Born in New York City, Kameny spent much of his early life hiding his sexuality. He enlisted in the Army during World War II, later telling an interviewer, “They asked, I didn’t tell.” After seeing combat in Germany, he earned an astronomy doctorate from Harvard. He was soon hired by the Army Map Service, “but lasted only five months when the government learned he had been arrested by the morals squad” at a Washington, D.C., cruising ground, said The New York Times. Unable to find work, Kameny threw himself into activism. He co-founded a “pioneering gay activist group,” the Mattachine Society of Washington, in 1961, and four years later led the first gay rights protest outside the White House.
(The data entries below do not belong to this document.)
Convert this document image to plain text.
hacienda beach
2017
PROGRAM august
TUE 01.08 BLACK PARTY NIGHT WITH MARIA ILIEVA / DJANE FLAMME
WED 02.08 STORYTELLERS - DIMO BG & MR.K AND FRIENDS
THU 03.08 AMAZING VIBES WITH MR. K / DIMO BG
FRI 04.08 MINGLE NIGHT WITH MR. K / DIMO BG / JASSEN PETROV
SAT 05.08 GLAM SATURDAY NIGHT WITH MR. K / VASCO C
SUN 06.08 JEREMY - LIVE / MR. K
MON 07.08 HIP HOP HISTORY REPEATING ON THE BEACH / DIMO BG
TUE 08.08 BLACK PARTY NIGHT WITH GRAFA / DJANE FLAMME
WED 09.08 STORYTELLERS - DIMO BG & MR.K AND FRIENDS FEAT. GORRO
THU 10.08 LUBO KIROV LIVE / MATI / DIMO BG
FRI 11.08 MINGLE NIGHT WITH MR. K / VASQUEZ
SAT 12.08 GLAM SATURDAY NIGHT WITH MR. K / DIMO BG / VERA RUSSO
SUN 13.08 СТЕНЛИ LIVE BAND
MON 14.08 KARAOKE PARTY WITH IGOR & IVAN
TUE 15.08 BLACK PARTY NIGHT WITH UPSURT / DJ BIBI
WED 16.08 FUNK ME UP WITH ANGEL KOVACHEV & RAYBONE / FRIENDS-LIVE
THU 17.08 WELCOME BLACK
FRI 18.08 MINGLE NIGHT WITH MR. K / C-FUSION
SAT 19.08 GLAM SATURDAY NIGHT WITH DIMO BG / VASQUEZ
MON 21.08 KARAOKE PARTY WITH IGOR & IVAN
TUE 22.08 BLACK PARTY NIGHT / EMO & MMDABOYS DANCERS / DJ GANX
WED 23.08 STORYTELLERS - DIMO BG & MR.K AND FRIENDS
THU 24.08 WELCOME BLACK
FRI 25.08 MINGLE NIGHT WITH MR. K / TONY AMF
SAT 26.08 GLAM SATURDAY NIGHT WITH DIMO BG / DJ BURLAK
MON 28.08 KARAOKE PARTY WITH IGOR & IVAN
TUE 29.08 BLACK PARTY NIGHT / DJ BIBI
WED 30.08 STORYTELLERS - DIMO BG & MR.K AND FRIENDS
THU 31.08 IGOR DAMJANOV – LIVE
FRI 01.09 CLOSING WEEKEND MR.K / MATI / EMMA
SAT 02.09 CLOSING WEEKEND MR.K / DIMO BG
Kameny’s defiant motto was “gay is good,’’ and it freed a generation of self-loathing gays to think of themselves differently.

His campaigning led to real change. Kameny helped persuade the American Psychiatric Association to stop classifying homosexuality as a mental illness in 1973. “In one fell swoop, 15 million gay people were cured!” he said. And in 1975, the government reversed its ban on employing gay people. “In recent years, Kameny saw changes in society that he never thought possible,” said the Associated Press. In 2009, he stood in the Oval Office as President Obama signed a directive extending benefits to same-sex partners of federal employees. And this year he saw the military’s “don’t ask, don’t tell” policy repealed. “Being gay has become infinitely better than it was,” he said.